The unknown author of Wallington’s source was not reliable (his “great mistake” in naming a minister’s wife as among the executed women was denounced in another pamphlet). After giving what information he could about Rebecca West, the ‘confessing witch’ among the Chelmsford accused, then about the failed attack by demonic imps upon the minister Master Long (“the power of God was above the devil”), he finally launched into a strange pair of stories. I give them in Wallington’s transcript, with the printed text reading added in square brackets when Wallington varied from his source:
“When these witches came first into ye Gaole at Colchester the Gailer lost his meat often & mistrusted that the witches had got it upon a time bought a [good] shoulder of Mutton & said he would look to the dressing of it himself, but when it was ready the witches [had got it, and all the while the witches] were at supper with it the Gaoler instead of Mutton was eating Hogwash.

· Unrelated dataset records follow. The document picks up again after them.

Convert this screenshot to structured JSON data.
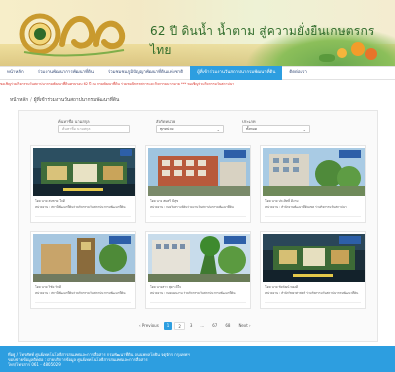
{
  "banner": {
    "title": "62 ปี ดินน้ำ น้ำตาม สู่ความยั่งยืนเกษตรกรไทย",
    "logo_text": "๖๒",
    "colors": {
      "title": "#2f6b2a",
      "accent": "#2d9ee0"
    }
  },
  "nav": {
    "items": [
      {
        "label": "หน้าหลัก",
        "active": false
      },
      {
        "label": "ร่วมงานพัฒนาการพัฒนาที่ดิน",
        "active": false
      },
      {
        "label": "ร่วมชมชมภูมิปัญญาพัฒนาที่ดินแห่งชาติ",
        "active": false
      },
      {
        "label": "ผู้ที่เข้าร่วมงานวันสถาปนากรมพัฒนาที่ดิน",
        "active": true
      },
      {
        "label": "ติดต่อเรา",
        "active": false
      }
    ]
  },
  "ticker": {
    "text": "ขอเชิญร่วมกิจกรรมวันสถาปนากรมพัฒนาที่ดินครบรอบ 62 ปี ณ กรมพัฒนาที่ดิน ร่วมชมนิทรรศการและกิจกรรมมากมาย *** ขอเชิญร่วมกิจกรรมวันสถาปนา"
  },
  "breadcrumb": {
    "home": "หน้าหลัก",
    "separator": "/",
    "current": "ผู้ที่เข้าร่วมงานวันสถาปนากรมพัฒนาที่ดิน"
  },
  "filters": {
    "name": {
      "label": "ค้นหาชื่อ นามสกุล",
      "placeholder": "ค้นหาชื่อ นามสกุล"
    },
    "unit": {
      "label": "สังกัดหน่วย",
      "value": "ทุกหน่วย"
    },
    "type": {
      "label": "ประเภท",
      "value": "ทั้งหมด"
    }
  },
  "cards": [
    {
      "meta": "โดย    นาย สมชาย ใจดี",
      "desc": "หน่วยงาน : สถานีพัฒนาที่ดินร่วมกิจกรรมวันสถาปนากรมพัฒนาที่ดิน"
    },
    {
      "meta": "โดย    นาง สมศรี มีสุข",
      "desc": "หน่วยงาน : กองวิเคราะห์ดินร่วมงานวันสถาปนากรมพัฒนาที่ดิน"
    },
    {
      "meta": "โดย    นาย ประสิทธิ์ ดีงาม",
      "desc": "หน่วยงาน : สำนักงานพัฒนาที่ดินเขต ร่วมกิจกรรมวันสถาปนา"
    },
    {
      "meta": "โดย    นาย วิชัย รักดี",
      "desc": "หน่วยงาน : สถานีพัฒนาที่ดินร่วมกิจกรรมวันสถาปนากรมพัฒนาที่ดิน"
    },
    {
      "meta": "โดย    นางสาว สุดา ดีใจ",
      "desc": "หน่วยงาน : กองแผนงาน ร่วมกิจกรรมวันสถาปนากรมพัฒนาที่ดิน"
    },
    {
      "meta": "โดย    นาย ชัยวัฒน์ ทองดี",
      "desc": "หน่วยงาน : สำนักวิทยาศาสตร์ ร่วมกิจกรรมวันสถาปนากรมพัฒนาที่ดิน"
    }
  ],
  "pagination": {
    "prev": "‹ Previous",
    "pages": [
      "1",
      "2",
      "3",
      "...",
      "67",
      "68"
    ],
    "active_page": "1",
    "next": "Next ›"
  },
  "footer": {
    "line1": "ที่อยู่ / โทรศัพท์ ศูนย์เทคโนโลยีสารสนเทศและการสื่อสาร กรมพัฒนาที่ดิน ถนนพหลโยธิน จตุจักร กรุงเทพฯ",
    "line2": "ขอบข่ายข้อมูลติดต่อ : ฝ่ายบริการข้อมูล ศูนย์เทคโนโลยีสารสนเทศและการสื่อสาร",
    "line3": "โทร/โทรสาร           061 - 4805029"
  }
}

After this the Gaoler desiered [desirous to see more of their feats intreated some of] them to show him a little of their cunning thinking to make himself merry for the losse of his meat Whereupon one of the witches bid him goe fetch her foure pewter dishes wherein never water came straitaway went ye gailer to a pewterer and got 4 new dishes and before he brought them to the witch he wet one of them, contrary to the witches direction nevertheless as soon as the witch had them she put her hands & her feet into the foure dishes and upon an Instant was lifted into the ayre with three 3 dishes that were dry, the fo[u]rth falling off was found in a meadow about half a mille off and brought back to prison.”
The interest here in these page-filling yarns is in the first place the suggestion of a witchcraft report veering off (as so often) in the direction of entertainment. The story of the jailer’s shoulder of mutton being magically pilfered, and consumed by the witches while he eats hogwash (without noticing?) sounds very close to the wedding banquet stolen away by magic in The Late Lancashire Witches of 1634. Then, like the conspiratorial Robin, or Doughty, frustrated by the loss of his sirloin in that play, the jailer is willing to see what the witches can do to entertain him by way of recompense for his losses: he is game to test them, maybe try to outwit them.
This transfer of what I take to be a tale of the magical transfer and exchange of food possibly remotely derived from the play into the pamphlet, reminds us that the play had pointedly dramatized the witches’ total loss of the power to cast enchantments after their arrest. But in Essex and Suffolk in 1645 and 1646, Hopkins and Sterne believed that that the women they had arrested (and were torturing) still had dangerous powers, and claimed to witness their threatening ‘imps’.
When I wrote by EMLS piece about transvection, I had not read this pamphlet, it being well off my not exactly infallible radar by not being available on EEBO. This method of flight using early modern flying saucers (well, pewter dishes), was quite new to me. Wallington avidly transcribes it all without considering for a moment the wild unlikelihood: a jailer providing the means for a captive to take flight (literally), and her act of levitation supposedly successful enough to see one of her engines of flight drop off half a mile away. Wasn’t she by then far enough away to disappear? Couldn’t Wallington pause and take stock?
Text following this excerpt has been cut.